An expense incurred on general home maintenance is excluded from disposable income, as long as it is not excessive. With the exception of one case, In re Siemen, 29,4 B.R. 276 (Bankr. E.D. Mich. 2003), where a $240 monthly home maintenance expense was found unreasonable, this expense must exceed $300 per month to be considered
excessive. See, e.g., In re Camp, 41,6 B.R. 304 (Bankr. E.D. Tex. 2009) (monthly $300 home maintenance expense found not excessive); In re Summer, 25,5 B.R. 555 (S.D. Ohio 2000) ($320 housekeeping expense was excessive); In re Ricci, 45,6 B.R. 89 (Bankr. M.D. Fla. 2009) (monthly home maintenance expense of $402 was excessive); In re Crink, 40,2 B.R. 159 (Bankr. M.D. N.C. 2009) (home maintenance expense of $480 a month patently unreasonable).
Debtors list a monthly expense of $266 for home maintenance on Schedule J. According to testimony offered at the evidentiary hearing, $120 of this is used to pay off a $7400 debt that was incurred last year when the family’s roof was repaired. The remaining $146 per month is spent on general home maintenance. Both of these expenses are reasonably necessary. Without the roof repair, Debtors’ house would not be habitable. Indeed, testimony was given that before the repair, their roof was down to just the felt paper. Also, the $146 Debtors spend on monthly general home maintenance is much less than what courts have found excessive. Therefore, none of their $266 home maintenance expense is includable in their disposable income.

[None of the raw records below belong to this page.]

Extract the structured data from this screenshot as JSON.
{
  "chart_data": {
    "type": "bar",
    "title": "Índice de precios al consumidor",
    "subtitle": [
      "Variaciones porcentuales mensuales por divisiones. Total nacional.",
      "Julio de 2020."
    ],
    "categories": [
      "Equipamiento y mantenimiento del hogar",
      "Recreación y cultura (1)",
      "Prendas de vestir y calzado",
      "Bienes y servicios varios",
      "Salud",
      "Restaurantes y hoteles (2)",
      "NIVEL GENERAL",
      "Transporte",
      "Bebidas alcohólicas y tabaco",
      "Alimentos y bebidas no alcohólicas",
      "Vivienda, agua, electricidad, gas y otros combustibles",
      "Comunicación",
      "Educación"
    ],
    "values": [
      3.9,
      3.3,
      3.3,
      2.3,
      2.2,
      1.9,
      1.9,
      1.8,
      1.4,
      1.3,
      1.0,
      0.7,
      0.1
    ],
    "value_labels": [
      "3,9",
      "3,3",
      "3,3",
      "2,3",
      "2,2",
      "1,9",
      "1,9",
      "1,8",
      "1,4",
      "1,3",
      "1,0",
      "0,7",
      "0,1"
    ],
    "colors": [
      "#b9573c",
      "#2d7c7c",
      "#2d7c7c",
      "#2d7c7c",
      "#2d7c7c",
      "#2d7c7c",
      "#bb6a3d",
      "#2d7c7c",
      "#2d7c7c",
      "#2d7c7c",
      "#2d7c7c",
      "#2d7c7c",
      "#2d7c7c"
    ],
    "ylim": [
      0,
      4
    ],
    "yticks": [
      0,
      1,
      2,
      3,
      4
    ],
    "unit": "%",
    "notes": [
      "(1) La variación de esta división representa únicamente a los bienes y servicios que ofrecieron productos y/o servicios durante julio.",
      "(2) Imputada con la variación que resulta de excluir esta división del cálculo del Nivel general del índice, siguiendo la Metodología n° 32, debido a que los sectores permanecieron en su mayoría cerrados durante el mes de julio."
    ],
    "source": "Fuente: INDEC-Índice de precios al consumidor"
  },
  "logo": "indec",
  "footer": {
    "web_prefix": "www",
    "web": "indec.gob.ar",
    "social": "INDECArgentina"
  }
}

In this case, Debtors have chosen to fully pay a $9,000 unsecured debt incurred when Mr. Golematis bought his law practice, while simultaneously paying nothing to
their other unsecured creditors. While given Mr. Golematis is a lawyer and likely therefore feels somewhat stronger about paying such a debt in preference to others, that does not trump the indicated more important policy, particularly when the amounts involved in this case are considered. After disallowing this monthly expense, $500 more per month becomes available to fund a hypothetical chapter 13 plan. Over the life of a 5-year plan, this amounts to $30,000 that would be available for unsecured creditors.
The moving party shall prepare and present an order which affords Debtors a reasonable period, the duration of which shall be spelled out in the order, within which to convert to a chapter 13 case, if they so choose.